Como um marco dos 50 anos, Lopez destacou a nova

sede da Associação, com uma recepção conjunta entre

Abpm, o IPT (Instituto de Pesquisas Tecnológicas), Núcleo

da Madeira e SBS. Além disso, ele citou a importante ação

para inclusão da atividade de indústria de preservação de

madeira no Cnae (Cadastro Nacional de Atividades Econômicas),

com criação de subclasses específicas, e o trabalho

para derrubar uma “fake news” que circula pelo país com

relação à contaminação de pessoas com a madeira tratada,

o que incluiu uma publicação especial no portal de notícias

G1, da Globo, na editoria “Fato ou Fake”.

“Também criamos a comissão de madeira tratada na

construção civil, com Guilherme Stamato, estamos com

uma demanda para registro de ingredientes ativos no Ibama,

temos participado ativamente na revisão e criação de

normas, etc. Mas ainda temos muito mais para fazer, como

fortalecer continuamente a correta utilização de madeira

tratada. Para isso, vamos fazer reuniões técnicas com diferentes

mercados, discutindo questões como disciplinamento

fiscal, para trazer clareza às condições de comércio, garantindo

qualidade. Outra frente de trabalho será fortalecer

e ampliar o programa Qualitrat”, garantiu.

Joseane Knop, da Dash7, empresa responsável pela

Comunicação e Marketing da instituição, também fez um

balanço do ano no encontro, destacando que a gestão do

facebook da Abpm teve um panorama muito positivo e

que os boletins on-line trabalharam a comunicação direta

da Associação com o mercado, com informações do que

está acontecendo no setor.

“Em 2019, lançamos um novo site, discutimos assuntos

variados, falando sobre o panorama do setor em 2019, novos

associados, os 50 anos da Abpm, movimentações do

setor na construção civil, uso da madeira tratada nas mais

diversas formas, entre outros temas. Acredito que não estamos

aqui somente para fazer negócios, mas para celebrar e

nos conectar. A vida é feita de pessoas e a publicidade e a

comunicação têm a ver com esclarecer todo esse conteúdo

para melhorar a vida das pessoas”, comentou.
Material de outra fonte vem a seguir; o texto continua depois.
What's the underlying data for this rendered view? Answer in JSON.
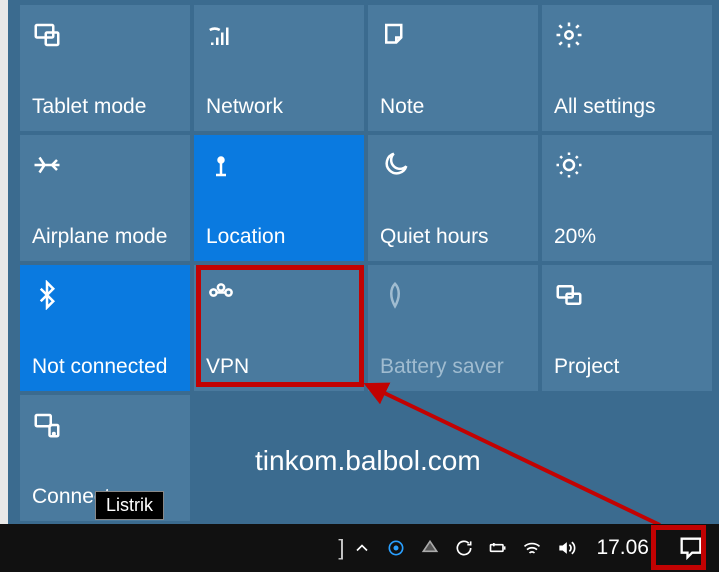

Quem também marcou presença no encontro da Abpm

foi o ex-presidente Aldo Gandolfi, um dos fundadores da

Associação. Para ele, o saldo dos 50 anos da entidade é

bastante positivo. “Fizemos muita coisa. São 50 anos de

sobrevivência. Não foi um caminho fácil, mas conseguimos

boas interlocuções com o governo e profissionais de modo

geral. Fico emocionado de poder estar aqui comemorando

essa marca. Pensei em todos os presentes nesse evento

durante 50 anos”, salientou.

Para a associada Maíra Venturoli, diretora da Venturoli,

eventos como o organizado pela Abpm são muito importantes,

porque fortalecem as empresas. Ela afirmou que

esses espaços servem para discutir as preocupações, as

coisas que afligem o setor e o que pode ser feito para melhorar

o dia a dia.

“Além disso, a troca de conhecimento é fundamental,

porque vemos a realidade de outras usinas no Brasil e

sabemos que não estamos sozinhos, que nossas dores também

são as dores dos outros. Aqui, podemos ter excelente

conteúdo, como ter a presença, por exemplo, de Paulo

Pupo, que está no cenário internacional e que conhece o

que acontece em outros países e em outros Estados. Tudo

isso nos ajuda a planejar os próximos passos”, ressaltou.

Eudes Ribeiro, gerente da Seap, reforçou que a Abpm

é uma entidade muito importante para o setor, pois representa

e dá suporte. “A Associação é fundamental para o

setor, com profissionais e diretoria altamente capacitados.

Ao longo do tempo, a Abpm veio acumulando experiência,

o que para o setor é essencial, trabalhando com normas,

reuniões, workshops. É uma associação bastante atuante e

que faz a diferença para o setor de madeira tratada”, disse.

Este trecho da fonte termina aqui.